To understand why tariffs are hitting U.S. industries so hard, it helps to understand how tariffs work.
A tariff is a tax imposed by one country on goods and services imported from another country. They’re used to increase the price of goods imported from other countries, with the goal of making foreign products less attractive than domestic ones.
The tax is not “paid” by the foreign country (in this case, China). It’s not paid by companies either. Companies that import goods typically go through a middleman, and when goods are hit by tariffs, they’ll see the cost of their middleman’s contract increase.
Which means companies are now paying more to get exactly the same product.
The simplest way to offset the problem is to pass on the cost to consumers in the form of more expensive products. This is the most realistic option in competitive markets where supply chains are not easily moved (think about how many parts go into a washing machine).
The other option is to change suppliers and import from a country that is not under tariffs, which could hurt the foreign country’s economy in one sense. But, again, when you’re dealing with complex supply chains and competitive markets, this is easier said than done.

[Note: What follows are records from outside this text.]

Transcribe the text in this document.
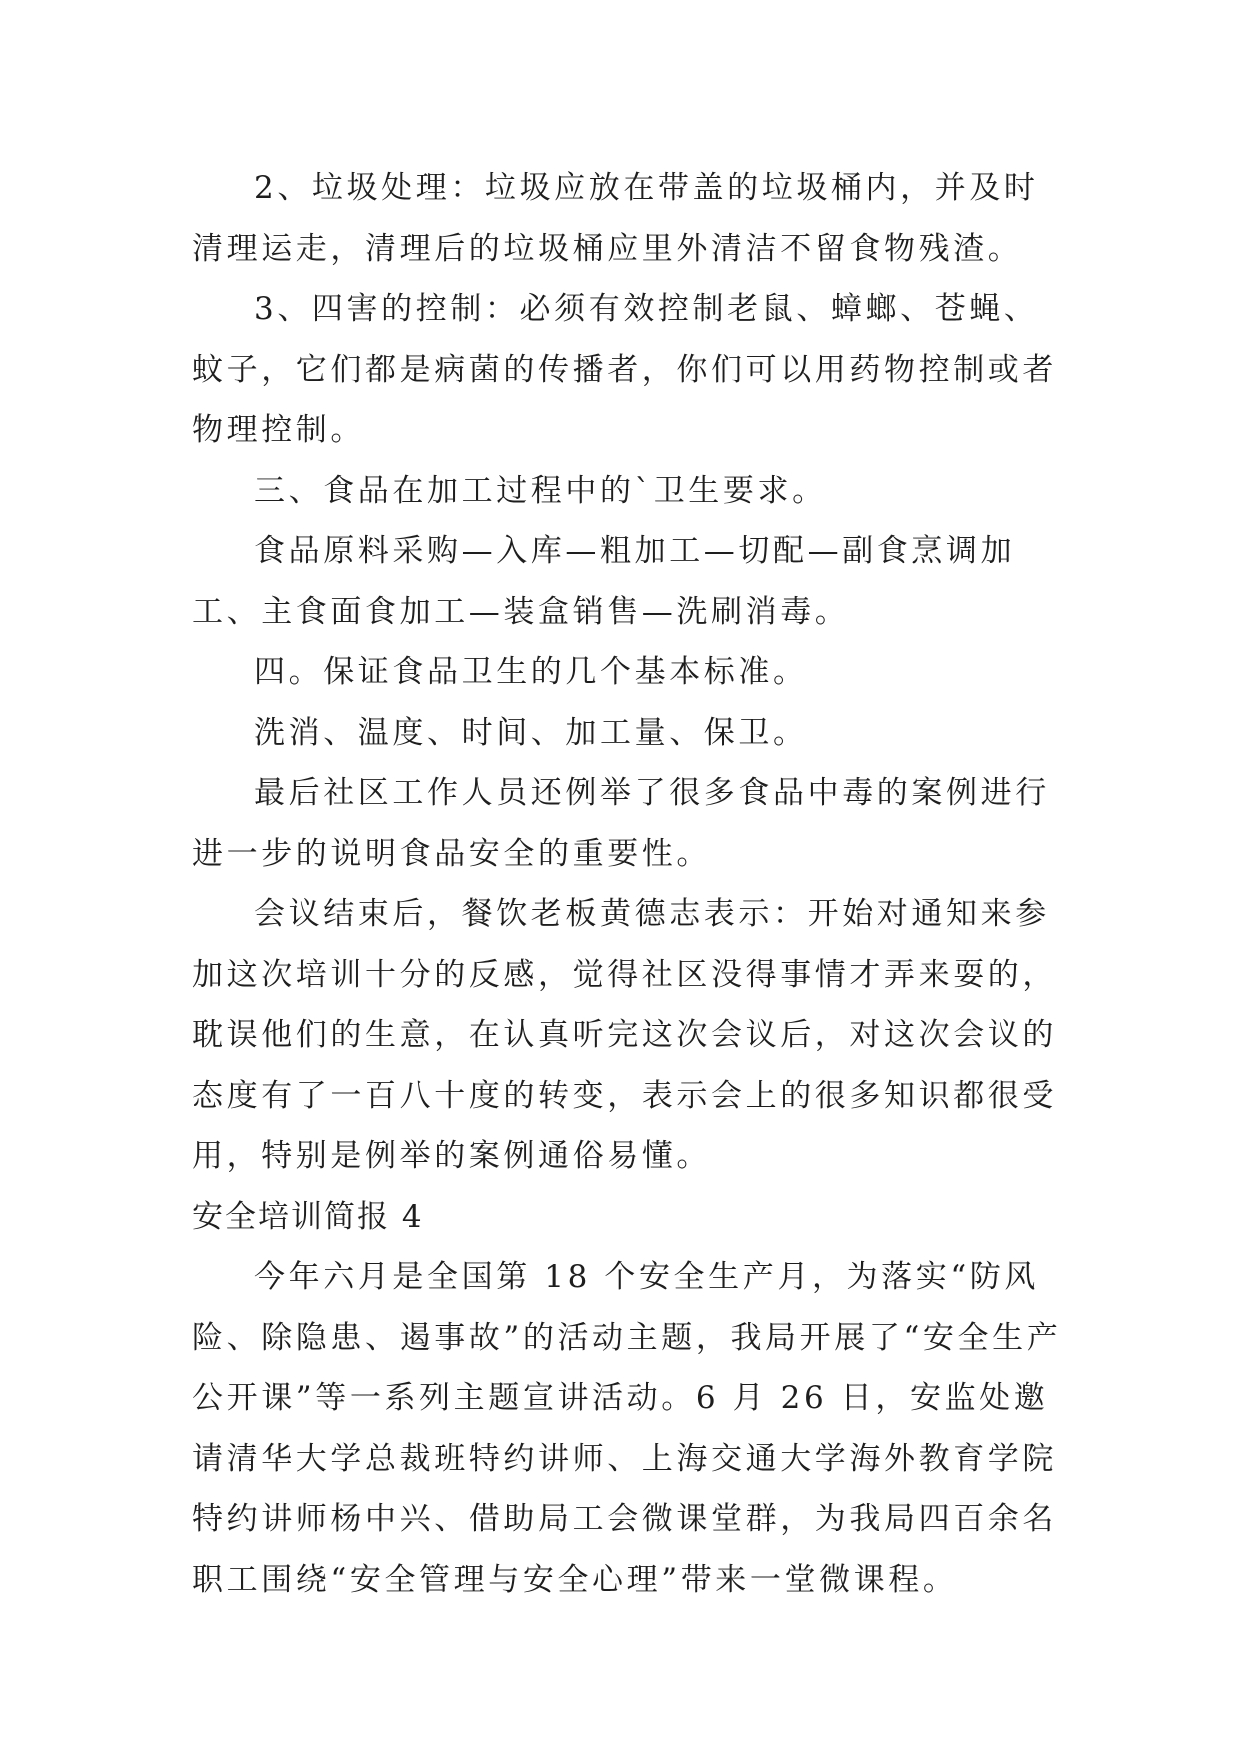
2、垃圾处理：垃圾应放在带盖的垃圾桶内，并及时清理运走，清理后的垃圾桶应里外清洁不留食物残渣。

3、四害的控制：必须有效控制老鼠、蟑螂、苍蝇、蚊子，它们都是病菌的传播者，你们可以用药物控制或者物理控制。

三、食品在加工过程中的`卫生要求。

食品原料采购—入库—粗加工—切配—副食烹调加工、主食面食加工—装盒销售—洗刷消毒。

四。保证食品卫生的几个基本标准。

洗消、温度、时间、加工量、保卫。

最后社区工作人员还例举了很多食品中毒的案例进行进一步的说明食品安全的重要性。

会议结束后，餐饮老板黄德志表示：开始对通知来参加这次培训十分的反感，觉得社区没得事情才弄来耍的，耽误他们的生意，在认真听完这次会议后，对这次会议的态度有了一百八十度的转变，表示会上的很多知识都很受用，特别是例举的案例通俗易懂。

安全培训简报 4

今年六月是全国第 18 个安全生产月，为落实“防风险、除隐患、遏事故”的活动主题，我局开展了“安全生产公开课”等一系列主题宣讲活动。6 月 26 日，安监处邀请清华大学总裁班特约讲师、上海交通大学海外教育学院特约讲师杨中兴、借助局工会微课堂群，为我局四百余名职工围绕“安全管理与安全心理”带来一堂微课程。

When the tariffs cannot be avoided, companies have to eat the cost of the tariff one way or another.
If supply chains cannot be diverted, companies have two options: to raise prices at the risk of scaring consumers away or to swallow the increased cost of production and accept lower profits.
If consumers are unwilling to pay higher prices, companies have to make up their profit margins elsewhere. In the case of the manufacturing industry, that means job cuts.
Right now, the manufacturing industry’s recession is mild. It’s not news, either – it’s a logical consequence of slowdowns and the trade war. The industry can still recover, but if the trade war worsens, so too will the recession.